A total of 94 people developed incident GCA after a median of 11.9 years. In an analysis of eight biomarkers that were preselected for evaluation, the researchers identified IFN-γ as a possible biomarker for GCA development.
They say that IFN-γ levels measured in the blood at baseline were significantly higher among people who developed GCA relative to 97 matched controls, at 7.27 versus 7.07 units, giving an odds ratio (OR) of 1.52 per standard deviation increase.
When patients were categorized into four groups according to time from baseline to GCA diagnosis, the strongest association between IFN-γ levels and GCA risk was seen in those with samples taken nearer to the time of diagnosis. The OR was a significant 2.37 for those sampled 0.3–8.5 years prediagnosis (quartile 1), and was no longer statistically significant in those with a longer interval.

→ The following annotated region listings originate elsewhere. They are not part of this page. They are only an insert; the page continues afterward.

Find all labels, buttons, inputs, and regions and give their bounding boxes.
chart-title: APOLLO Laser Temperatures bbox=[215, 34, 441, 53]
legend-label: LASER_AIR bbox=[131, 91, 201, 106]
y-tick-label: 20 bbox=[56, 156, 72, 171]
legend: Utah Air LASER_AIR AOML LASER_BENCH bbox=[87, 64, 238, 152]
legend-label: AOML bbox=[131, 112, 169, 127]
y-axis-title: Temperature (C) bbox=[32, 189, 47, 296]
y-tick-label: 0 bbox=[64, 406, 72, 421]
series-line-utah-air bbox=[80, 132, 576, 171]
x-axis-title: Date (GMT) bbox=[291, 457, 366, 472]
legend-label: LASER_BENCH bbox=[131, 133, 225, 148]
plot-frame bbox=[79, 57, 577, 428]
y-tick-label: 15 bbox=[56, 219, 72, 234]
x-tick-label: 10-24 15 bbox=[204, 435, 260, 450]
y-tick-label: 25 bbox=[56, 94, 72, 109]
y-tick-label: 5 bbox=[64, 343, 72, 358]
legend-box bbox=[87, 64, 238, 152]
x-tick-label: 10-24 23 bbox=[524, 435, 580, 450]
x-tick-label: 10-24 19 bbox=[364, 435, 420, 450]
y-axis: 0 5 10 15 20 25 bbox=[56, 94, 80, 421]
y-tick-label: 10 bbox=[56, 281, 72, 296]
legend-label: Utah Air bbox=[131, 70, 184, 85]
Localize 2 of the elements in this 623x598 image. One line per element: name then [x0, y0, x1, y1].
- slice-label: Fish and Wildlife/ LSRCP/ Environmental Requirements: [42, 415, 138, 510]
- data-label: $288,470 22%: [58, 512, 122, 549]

None of the other preselected biomarkers were significantly associated with the development of GCA overall, but CXCL-10 levels were significantly higher in people from quartile 1 who did versus did not develop GCA, as were CXCL-11 levels in quartile 2 (8.5–11.9 years prior to diagnosis).
The team says that all of these findings lost statistical significance after adjustment for multiple testing, but “the fact that several biomarkers are involved in the same inflammatory pathways increase the likelihood that they reflect important biologic mechanisms.”
Wadström et al also carried out a hypothesis-generating investigation using principal component analysis to evaluate a wider range of biomarkers. This revealed a number of proteins that were significantly associated with GCA risk when analyzed per standard deviation, including IFN-γ, CXCL-10, and CXCL-11 as in the prespecified analysis, as well as others including stem cell factor, interleukin-2 and -10RB, CXCL9, and monocyte chemotactic protein 3.
Taken together, the “[r]esults of the current study indicate that some of the processes in the pathogenesis of GCA may begin years before clinical onset,” write the researchers.
They highlight the need for validation studies to test whether their findings are generalizable to other populations.